The greenback ended the day higher against majority of its peers on Tuesday due to a rebound in U.S. Treasury yields together with comments from U.S. Treasury Secretary Janet Yellen, who said U.S. interest rates may need to rise.  
  
Reuters reported U.S. interest rates may need to rise to prevent the economy from overheating as more of U.S. President Joe Biden's economic investment programs come on line, U.S. Treasury Secretary Janet Yellen suggested in remarks released Tuesday.       

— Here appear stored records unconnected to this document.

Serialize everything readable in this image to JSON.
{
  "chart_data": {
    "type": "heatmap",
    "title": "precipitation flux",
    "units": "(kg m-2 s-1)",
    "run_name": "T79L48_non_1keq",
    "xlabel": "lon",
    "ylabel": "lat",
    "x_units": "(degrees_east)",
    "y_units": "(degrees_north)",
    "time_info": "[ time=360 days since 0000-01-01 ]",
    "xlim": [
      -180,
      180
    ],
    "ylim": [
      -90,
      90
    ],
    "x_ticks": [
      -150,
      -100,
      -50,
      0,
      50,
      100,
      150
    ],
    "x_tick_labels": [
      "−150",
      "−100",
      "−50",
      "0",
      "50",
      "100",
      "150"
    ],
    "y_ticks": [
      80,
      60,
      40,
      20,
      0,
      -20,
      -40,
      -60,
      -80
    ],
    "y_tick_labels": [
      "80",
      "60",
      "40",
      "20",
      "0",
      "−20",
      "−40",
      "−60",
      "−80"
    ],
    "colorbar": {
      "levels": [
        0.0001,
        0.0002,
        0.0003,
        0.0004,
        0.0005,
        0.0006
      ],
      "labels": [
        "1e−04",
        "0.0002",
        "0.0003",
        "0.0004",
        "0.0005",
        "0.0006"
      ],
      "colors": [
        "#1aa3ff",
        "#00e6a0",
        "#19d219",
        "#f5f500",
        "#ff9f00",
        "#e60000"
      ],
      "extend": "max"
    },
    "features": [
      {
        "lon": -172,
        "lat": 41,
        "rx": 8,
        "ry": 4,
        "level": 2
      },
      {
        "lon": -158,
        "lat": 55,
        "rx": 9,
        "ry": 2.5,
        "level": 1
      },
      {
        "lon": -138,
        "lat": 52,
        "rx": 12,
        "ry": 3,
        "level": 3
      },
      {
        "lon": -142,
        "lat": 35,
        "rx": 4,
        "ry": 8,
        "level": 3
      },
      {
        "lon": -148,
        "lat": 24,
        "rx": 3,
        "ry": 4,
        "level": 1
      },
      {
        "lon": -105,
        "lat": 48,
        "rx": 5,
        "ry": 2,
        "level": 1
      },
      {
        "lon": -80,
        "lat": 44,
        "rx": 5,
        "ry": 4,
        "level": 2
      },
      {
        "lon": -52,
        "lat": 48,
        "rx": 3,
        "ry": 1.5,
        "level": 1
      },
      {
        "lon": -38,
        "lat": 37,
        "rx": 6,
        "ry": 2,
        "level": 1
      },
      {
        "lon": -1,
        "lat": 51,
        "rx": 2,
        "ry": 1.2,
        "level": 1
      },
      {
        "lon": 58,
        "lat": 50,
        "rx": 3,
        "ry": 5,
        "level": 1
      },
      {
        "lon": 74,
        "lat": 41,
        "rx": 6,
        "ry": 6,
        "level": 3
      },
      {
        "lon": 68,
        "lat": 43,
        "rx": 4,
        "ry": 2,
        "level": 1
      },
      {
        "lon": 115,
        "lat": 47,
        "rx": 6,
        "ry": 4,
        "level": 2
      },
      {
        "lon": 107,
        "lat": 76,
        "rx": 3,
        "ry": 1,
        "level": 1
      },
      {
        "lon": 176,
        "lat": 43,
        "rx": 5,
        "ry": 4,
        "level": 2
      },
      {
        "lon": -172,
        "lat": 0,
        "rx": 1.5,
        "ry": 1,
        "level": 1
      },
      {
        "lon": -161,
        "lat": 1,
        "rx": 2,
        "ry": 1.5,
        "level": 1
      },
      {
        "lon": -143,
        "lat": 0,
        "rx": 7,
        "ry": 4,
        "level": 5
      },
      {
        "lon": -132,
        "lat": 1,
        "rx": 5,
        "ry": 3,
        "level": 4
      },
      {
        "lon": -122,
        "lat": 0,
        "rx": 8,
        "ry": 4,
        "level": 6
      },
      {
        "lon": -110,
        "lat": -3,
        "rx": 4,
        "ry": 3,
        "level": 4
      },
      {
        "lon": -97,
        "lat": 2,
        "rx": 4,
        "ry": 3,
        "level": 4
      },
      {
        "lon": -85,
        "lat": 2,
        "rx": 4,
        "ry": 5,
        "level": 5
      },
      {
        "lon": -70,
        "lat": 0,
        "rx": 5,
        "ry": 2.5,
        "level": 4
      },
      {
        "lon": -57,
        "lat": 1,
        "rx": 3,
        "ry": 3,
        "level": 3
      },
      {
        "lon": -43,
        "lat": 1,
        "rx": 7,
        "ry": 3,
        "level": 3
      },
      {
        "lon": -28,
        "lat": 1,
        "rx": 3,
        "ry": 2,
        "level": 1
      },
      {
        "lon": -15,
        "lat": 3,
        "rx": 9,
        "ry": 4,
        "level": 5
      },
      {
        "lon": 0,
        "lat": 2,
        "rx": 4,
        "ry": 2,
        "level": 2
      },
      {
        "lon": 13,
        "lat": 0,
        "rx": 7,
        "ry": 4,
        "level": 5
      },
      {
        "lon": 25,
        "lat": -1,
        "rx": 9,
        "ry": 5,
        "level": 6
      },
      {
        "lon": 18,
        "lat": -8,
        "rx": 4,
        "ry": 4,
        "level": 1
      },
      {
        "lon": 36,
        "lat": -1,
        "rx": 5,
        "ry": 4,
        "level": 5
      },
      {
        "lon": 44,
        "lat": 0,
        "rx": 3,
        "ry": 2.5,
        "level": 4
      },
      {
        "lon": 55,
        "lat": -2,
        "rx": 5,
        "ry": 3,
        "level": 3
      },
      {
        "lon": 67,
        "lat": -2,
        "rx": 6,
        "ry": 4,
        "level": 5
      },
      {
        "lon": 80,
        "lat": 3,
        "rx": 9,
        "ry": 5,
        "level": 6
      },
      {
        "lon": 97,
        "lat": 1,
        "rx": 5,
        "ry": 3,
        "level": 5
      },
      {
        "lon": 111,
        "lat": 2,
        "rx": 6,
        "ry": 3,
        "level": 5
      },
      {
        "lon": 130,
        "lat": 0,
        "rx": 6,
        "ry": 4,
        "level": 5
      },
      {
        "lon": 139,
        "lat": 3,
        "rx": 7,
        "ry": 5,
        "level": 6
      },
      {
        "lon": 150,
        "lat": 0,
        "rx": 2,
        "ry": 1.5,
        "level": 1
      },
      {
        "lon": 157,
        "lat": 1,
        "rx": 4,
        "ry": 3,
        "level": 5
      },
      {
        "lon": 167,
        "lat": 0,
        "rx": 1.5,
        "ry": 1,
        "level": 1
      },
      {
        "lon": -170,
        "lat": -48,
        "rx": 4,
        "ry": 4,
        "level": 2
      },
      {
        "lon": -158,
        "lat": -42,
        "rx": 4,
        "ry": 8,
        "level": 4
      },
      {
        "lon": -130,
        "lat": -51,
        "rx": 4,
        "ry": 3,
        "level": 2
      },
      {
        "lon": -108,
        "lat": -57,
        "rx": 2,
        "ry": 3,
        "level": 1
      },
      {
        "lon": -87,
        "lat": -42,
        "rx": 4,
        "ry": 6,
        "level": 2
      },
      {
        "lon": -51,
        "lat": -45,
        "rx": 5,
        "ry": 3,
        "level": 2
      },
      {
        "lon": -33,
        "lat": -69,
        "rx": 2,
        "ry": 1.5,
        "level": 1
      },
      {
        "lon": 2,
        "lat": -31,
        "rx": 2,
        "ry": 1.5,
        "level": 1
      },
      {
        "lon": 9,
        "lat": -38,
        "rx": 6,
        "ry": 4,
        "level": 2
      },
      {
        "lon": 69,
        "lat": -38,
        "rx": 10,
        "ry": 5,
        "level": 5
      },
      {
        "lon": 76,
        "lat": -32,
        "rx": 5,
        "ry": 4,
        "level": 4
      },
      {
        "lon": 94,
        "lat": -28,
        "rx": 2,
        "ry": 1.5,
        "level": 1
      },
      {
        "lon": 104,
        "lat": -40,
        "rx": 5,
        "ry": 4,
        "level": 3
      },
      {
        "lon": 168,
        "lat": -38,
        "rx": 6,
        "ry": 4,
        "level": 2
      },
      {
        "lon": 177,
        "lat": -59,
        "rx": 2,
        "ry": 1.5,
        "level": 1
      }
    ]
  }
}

"It may be that interest rates will have to rise somewhat to make sure that our economy doesn't overheat, even though the additional spending is relatively small relative to the size of the economy," she said in taped remarks to a virtual event put on by The Atlantic. "It could cause some very modest increases in interest rates to get that reallocation, but these are investments our economy needs to be competitive and to be productive (and) I think that our economy will grow faster because of them."  
  
Versus the Japanese yen, the dollar initially rose from 109.04 in Australia to session highs of 109.48 in early European morning. The pair then pared intra-day gains and retreated to 109.05 in New York morning on fall in U.S. Treasury yields as well as cross-buying in jpy before staging a rebound to 109.42 on Yellen's comment.   
  
The single currency met renewed selling at 1.2065 in Australia and tumbled to an 11-day low of 1.2000 in Europe on broad-based usd's strength. The pair then staged a rebound to 1.2035 in New York but only to weaken again to 1.2003 on Yellen's comments.  
  
The British pound initially fell from 1.3914 to 1.3852 in early European morning before rebounding to 1.3891. The pair then dropped to session lows of 1.3839 at New York open on usd's strength as well as crossing-selling in sterling due to comments from Scotland's First Minister, Nicola Sturgeon before rebounding to 1.3891. However, price then staged a strong recovery to 1.3897 on cross-buying in sterling.  
  
Reuters reported Scottish First Minister Nicola Sturgeon challenged British Prime Minister Boris Johnson to oppose plans for another independence referendum in court, saying that only the courts could prevent another such vote.     "I'm saying if Boris Johnson wants to stop it, he would have to take legal action," Sturgeon told Sky.     "If Boris Johnson didn't do that, by definition it would be a legal referendum. If he did do that, the courts would decide," Sturgeon said.   
  
Data to be released on Wednesday :  
  
Australia AIG construction index, services PMI, building permits, New Zealand unemployment rate, employment change, labour cost, Swiss CPI, Italy markit services PMI, France markit services PMI, Germany markit services PMI, EU markit services PMI, producer prices, U.S. MBA mortgage app, ADP employment change, markit services PMI, ISM non-manufacturing PMI.